Neu in den Kinos: „Ich Capitano“ (Foto: X-Verleih)
Peter Füssl · 08. Apr 2013 · CD-Tipp

Tomasz Stanko New York Quartet: Wislawa

Der mittlerweile 70-jährige polnische Trompeter und ECM-Urgestein Tomasz Stanko pendelt seit fünf Jahren zwischen Warschau und New York hin und her und hat sich am Big Apple mittlerweile ein grandioses Quartett zugelegt.

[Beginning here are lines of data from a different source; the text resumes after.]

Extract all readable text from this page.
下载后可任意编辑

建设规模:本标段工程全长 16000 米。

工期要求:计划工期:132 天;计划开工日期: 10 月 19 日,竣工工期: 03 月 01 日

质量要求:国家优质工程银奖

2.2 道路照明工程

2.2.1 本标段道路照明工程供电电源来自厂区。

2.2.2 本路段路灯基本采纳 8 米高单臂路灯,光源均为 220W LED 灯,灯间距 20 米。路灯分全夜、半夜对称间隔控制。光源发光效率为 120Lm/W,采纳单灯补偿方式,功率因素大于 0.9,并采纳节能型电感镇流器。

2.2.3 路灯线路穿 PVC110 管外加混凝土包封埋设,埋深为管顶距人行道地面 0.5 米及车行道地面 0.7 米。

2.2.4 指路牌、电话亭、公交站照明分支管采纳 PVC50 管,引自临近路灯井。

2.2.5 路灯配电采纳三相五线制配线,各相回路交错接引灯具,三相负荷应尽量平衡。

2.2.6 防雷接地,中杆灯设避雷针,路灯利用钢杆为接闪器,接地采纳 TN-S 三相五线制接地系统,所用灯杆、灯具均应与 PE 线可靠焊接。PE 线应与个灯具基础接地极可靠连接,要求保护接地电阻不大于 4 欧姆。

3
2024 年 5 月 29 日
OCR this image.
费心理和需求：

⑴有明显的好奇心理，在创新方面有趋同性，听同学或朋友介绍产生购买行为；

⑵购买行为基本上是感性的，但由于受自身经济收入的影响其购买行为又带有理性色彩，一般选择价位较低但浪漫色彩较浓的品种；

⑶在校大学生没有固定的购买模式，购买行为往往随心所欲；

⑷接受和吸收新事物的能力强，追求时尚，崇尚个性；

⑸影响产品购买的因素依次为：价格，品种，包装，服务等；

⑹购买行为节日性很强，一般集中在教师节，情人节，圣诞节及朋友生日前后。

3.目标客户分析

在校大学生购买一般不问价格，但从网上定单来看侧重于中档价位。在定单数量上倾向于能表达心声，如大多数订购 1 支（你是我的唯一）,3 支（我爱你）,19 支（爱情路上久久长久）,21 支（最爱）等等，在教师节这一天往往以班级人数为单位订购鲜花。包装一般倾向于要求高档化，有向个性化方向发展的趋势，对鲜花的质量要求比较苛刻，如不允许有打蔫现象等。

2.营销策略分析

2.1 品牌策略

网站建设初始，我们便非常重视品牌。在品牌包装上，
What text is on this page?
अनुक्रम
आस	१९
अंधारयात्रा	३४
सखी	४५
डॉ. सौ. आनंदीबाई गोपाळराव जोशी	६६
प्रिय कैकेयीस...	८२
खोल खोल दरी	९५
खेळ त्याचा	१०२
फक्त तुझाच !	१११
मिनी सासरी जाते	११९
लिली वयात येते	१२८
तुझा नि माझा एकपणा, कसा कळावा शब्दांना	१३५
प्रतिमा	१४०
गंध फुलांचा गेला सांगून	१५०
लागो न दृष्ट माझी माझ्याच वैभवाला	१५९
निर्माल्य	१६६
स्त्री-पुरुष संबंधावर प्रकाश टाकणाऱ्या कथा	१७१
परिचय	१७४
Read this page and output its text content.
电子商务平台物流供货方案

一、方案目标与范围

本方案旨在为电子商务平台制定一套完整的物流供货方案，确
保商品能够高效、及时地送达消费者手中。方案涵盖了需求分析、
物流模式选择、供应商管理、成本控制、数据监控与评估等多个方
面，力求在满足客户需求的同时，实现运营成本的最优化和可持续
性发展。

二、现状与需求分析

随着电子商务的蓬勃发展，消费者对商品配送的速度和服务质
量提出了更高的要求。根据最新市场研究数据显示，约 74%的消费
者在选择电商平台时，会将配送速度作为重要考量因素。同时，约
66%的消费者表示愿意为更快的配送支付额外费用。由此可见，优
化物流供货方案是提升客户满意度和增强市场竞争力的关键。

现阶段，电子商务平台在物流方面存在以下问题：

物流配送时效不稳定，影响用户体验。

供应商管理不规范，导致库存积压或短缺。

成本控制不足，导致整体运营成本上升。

Mit Bassist Thomas Morgan und Drummer Gerald Cleaver konnte er eines der einfallsreichsten und am besten aufeinander eingespielten Rhythmusgespanne der Gegenwart gewinnen, und der kubanische Pianist David Virelles zählt mit seinem im Spannungsfeld zwischen Monk, Bartók und afrokubanischer Musik angesiedelten Spiel zu den interessantesten neuen Tastenartisten. Stanko hat die Doppel-CD der letztes Jahr verstorbenen polnischen Lyrikerin und Literatur-Nobelpreisträgerin Wislawa Szymborska gewidmet – eine Lesung der hochbetagten Dame, 2009 in der Krakauer Oper, hatte er auf der Trompete begleitet und kommentiert. Die tiefgründigen, melancholischen, oftmals auch düsteren Balladen, auf denen ein beträchtlicher Teil von Stankos Ruhm basiert, eignen sich natürlich ideal für solch eine Hommage. Sein beseelter, luftig gespielter Trompetenton schlägt zwar nur noch selten in jene aggressiv-zupackenden Free-Attacken um, die Stanko-Kenner früher besonders an ihm schätzten, aber wenn das passiert, ist das Ereignis umso eindrucksvoller. Bei diesen Eruptionen werden enorme Energien freigesetzt und das musikalische Geschehen entwickelt einen mitreißenden Drive, der in einem wunderbaren Kontrast zu den lyrischen Stücken steht. Das free-boppige „Assassins“ ist in dieser Hinsicht eine der besten Kompositionen der letzten Jahre aus der Feder Tomasz Stankos.